A group of music publishers led by Concord Music Group and Universal Music Group is suing Anthropic. They allege the company illegally downloaded more than 20,000 copyrighted songs, including sheet music, lyrics, and musical compositions.
In a statement on Wednesday, the publishers said the damages could exceed $3 billion. If successful, this would become one of the largest non-class action copyright cases in U.S. history.
This new lawsuit was filed by the same legal team from the Bartz v. Anthropic case. In that previous case, a group of authors accused the AI company of using their copyrighted books to train products like Claude. Judge William Alsup ruled that while it is legal for Anthropic to train its models on copyrighted content, it was not legal for Anthropic to acquire that content through piracy.
The Bartz case resulted in a $1.5 billion settlement for Anthropic. Impacted writers received about $3,000 per work for roughly 500,000 copyrighted works. While $1.5 billion is a substantial sum, it is a relatively minor amount for a company valued at $183 billion.
Originally, these music publishers had filed a lawsuit against Anthropic concerning about 500 copyrighted works. However, during the discovery process of the Bartz case, the publishers say they uncovered evidence that Anthropic had illegally downloaded thousands more songs.
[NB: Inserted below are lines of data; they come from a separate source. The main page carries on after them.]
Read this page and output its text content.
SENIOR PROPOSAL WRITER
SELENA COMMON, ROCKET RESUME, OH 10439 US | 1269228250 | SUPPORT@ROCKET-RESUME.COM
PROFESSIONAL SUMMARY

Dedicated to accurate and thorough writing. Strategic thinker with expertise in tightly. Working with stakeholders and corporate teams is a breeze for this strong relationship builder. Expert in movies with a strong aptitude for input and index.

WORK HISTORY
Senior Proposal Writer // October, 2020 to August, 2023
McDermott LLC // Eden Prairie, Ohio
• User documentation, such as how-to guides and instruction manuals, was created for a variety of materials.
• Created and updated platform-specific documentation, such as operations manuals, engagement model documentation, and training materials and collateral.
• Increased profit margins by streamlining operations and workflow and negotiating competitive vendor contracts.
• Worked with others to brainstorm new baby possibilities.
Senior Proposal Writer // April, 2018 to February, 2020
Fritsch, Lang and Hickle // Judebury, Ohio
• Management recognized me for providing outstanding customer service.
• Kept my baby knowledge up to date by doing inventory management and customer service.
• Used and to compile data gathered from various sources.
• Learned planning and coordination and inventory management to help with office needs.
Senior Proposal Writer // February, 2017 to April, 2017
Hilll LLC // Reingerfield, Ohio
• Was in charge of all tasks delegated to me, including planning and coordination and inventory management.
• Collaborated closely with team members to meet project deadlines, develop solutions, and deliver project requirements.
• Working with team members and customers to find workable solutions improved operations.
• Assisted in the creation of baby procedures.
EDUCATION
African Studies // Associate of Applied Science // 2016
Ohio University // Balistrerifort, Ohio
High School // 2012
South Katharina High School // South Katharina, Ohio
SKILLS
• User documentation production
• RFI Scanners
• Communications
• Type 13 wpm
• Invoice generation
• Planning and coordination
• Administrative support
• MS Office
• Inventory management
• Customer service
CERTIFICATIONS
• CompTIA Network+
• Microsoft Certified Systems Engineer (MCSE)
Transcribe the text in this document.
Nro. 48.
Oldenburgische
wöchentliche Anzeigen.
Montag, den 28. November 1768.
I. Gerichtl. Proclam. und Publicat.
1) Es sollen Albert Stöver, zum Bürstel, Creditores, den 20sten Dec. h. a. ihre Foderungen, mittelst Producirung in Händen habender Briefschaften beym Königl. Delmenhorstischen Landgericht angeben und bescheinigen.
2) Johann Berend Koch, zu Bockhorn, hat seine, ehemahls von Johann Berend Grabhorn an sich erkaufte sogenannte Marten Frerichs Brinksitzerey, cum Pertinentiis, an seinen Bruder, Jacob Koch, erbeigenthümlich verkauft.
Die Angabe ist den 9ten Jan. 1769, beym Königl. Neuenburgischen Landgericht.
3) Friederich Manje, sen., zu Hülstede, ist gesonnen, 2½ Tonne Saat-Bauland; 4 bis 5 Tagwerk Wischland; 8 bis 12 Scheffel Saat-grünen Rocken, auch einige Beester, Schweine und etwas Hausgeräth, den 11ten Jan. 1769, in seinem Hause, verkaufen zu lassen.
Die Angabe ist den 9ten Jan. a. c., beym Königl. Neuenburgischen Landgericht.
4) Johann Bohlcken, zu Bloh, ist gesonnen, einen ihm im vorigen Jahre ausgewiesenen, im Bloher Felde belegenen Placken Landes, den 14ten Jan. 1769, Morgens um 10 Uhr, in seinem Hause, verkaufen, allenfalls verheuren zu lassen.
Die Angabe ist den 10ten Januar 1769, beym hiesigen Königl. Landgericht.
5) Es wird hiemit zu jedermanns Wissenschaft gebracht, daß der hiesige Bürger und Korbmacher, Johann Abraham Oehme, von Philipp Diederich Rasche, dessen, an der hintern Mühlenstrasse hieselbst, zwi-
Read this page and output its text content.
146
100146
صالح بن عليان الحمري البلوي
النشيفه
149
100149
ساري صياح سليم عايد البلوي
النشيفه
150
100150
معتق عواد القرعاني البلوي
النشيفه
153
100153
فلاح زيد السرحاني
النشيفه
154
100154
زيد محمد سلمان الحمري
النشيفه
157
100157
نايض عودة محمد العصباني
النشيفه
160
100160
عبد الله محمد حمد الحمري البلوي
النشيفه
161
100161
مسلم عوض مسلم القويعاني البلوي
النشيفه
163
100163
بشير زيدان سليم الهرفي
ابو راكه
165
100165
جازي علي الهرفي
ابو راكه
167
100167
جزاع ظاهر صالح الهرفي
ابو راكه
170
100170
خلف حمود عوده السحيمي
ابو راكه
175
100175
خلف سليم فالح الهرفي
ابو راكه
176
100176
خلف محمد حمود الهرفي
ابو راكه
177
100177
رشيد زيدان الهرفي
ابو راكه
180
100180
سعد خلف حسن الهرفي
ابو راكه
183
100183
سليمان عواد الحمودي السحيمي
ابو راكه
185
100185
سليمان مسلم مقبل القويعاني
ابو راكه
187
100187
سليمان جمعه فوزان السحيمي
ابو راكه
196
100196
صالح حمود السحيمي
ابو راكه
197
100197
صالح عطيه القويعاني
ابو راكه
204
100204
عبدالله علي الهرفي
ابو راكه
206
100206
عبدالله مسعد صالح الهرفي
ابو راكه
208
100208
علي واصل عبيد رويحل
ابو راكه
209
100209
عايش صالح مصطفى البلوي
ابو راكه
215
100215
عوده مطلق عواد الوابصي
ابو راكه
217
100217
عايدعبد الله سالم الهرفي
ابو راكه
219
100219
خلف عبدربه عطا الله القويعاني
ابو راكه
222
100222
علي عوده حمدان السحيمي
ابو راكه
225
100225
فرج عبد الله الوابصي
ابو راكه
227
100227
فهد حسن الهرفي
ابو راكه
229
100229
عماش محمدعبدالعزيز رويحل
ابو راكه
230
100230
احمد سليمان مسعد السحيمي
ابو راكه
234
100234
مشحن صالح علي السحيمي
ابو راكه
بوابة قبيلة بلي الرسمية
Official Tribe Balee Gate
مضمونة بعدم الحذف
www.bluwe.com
The publishers attempted to amend their original lawsuit to include these new piracy claims, but the court denied that motion in October. The court ruled they had failed to investigate the piracy allegations earlier. This denial prompted the publishers to file this separate lawsuit, which also names Anthropic CEO Dario Amodei and co-founder Benjamin Mann as defendants.
The lawsuit states, “While Anthropic misleadingly claims to be an AI ‘safety and research’ company, its record of illegal torrenting of copyrighted works makes clear that its multibillion-dollar business empire has in fact been built on piracy.”
Anthropic did not respond to a request for comment.